The first step in 1996 was a stake in Belgium's Sabena. Under the leadership of Swissair, the airline alliance Qualiflyer Group was founded in 1998. Other interests in the Italian Volare, Air Littoral of France and the German LTU were added. Initially positive annual results in 1997 and 1998 spurred the board to continue the strategy. The crash of Swissair Flight 111 overshadowed the fiscal year 1998. Delta Air Lines announced in 1999 the interruption of the cooperation with Swissair and Austrian Airlines and left the Qualiflyer Group.

Despite these setbacks, Bruggisser held steadfastly to the Hunter strategy. It was followed by investments in the South African Airways, the French companies AOM, Air Littoral and Air Liberté, the Italian Air Europe and the LOT Polish Airlines. He also initiated the purchase of interests in the Portuguese companies TAP and Portugália. Most of these companies were in need of recapitalisation, so in addition to the purchase price, capital for restructuring had to be invested.

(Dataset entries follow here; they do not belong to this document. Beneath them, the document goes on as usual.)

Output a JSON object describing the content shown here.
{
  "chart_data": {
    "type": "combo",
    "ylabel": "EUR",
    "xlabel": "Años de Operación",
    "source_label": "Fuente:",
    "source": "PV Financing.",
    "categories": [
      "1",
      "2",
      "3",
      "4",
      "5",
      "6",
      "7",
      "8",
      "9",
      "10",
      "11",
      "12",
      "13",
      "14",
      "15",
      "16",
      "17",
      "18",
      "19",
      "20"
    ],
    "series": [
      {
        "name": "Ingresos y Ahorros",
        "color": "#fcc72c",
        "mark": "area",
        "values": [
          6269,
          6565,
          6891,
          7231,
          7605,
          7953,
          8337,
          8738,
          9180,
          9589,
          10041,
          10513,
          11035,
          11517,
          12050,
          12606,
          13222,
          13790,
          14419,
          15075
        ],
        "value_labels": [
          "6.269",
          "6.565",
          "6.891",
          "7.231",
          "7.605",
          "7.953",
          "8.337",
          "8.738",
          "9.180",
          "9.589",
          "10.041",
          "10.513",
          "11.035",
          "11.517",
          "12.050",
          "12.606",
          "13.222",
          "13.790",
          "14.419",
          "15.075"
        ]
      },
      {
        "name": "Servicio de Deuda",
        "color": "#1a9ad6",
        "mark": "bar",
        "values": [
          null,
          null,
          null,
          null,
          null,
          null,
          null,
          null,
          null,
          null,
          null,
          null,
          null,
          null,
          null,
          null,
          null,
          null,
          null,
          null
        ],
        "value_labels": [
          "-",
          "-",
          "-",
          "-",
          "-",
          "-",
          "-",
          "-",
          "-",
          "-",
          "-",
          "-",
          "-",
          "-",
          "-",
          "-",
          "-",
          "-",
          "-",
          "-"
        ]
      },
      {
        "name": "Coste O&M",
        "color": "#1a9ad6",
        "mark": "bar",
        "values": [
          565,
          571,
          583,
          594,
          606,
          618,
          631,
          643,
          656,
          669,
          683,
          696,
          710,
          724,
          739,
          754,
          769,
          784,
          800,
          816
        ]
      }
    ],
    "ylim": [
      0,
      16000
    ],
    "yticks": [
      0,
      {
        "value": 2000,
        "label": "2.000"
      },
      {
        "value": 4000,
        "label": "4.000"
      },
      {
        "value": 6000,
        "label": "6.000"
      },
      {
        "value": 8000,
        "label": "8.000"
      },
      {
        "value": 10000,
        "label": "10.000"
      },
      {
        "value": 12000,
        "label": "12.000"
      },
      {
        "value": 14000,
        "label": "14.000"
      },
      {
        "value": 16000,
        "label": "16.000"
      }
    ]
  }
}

In July 2000, Bruggisser temporarily took over the operational management of Swissair. He then came under public pressure, when the ailing financial situation of the SAir Group became known. On average, the daily loss of Swissair and Sabena was recorded at about one million CHF each, with another million going every day into LTU and the French interests. The administrative board began to order exit scenarios from the received shares in other airlines and dismissed Bruggisser in January 2001 with immediate effect. His successors, Moritz Suter and Mario Corti could not prevent the collapse of the Group in October 2001 and its liquidation in March 2002.

=== Aftermath ===
As a result, the press published that Bruggisser was primarily responsible for the expansion and the demise of Swissair. Bruggisser initially largely withdrew from public life. In November 2006, he failed in his attempt to be elected to the Board of the South African Airways.

The prosecutor of the Canton of Zurich brought charges against Bruggisser and another 18 people in March 2006 in connection with the Swissair bankruptcy case. They were accused of forging documents, mismanagement and damage to creditors among other things. Bruggisser was charged with false certification.

From 2009 to 2010 Brugisser was again active in the aviation industry as CEO and chairman of VistaJet.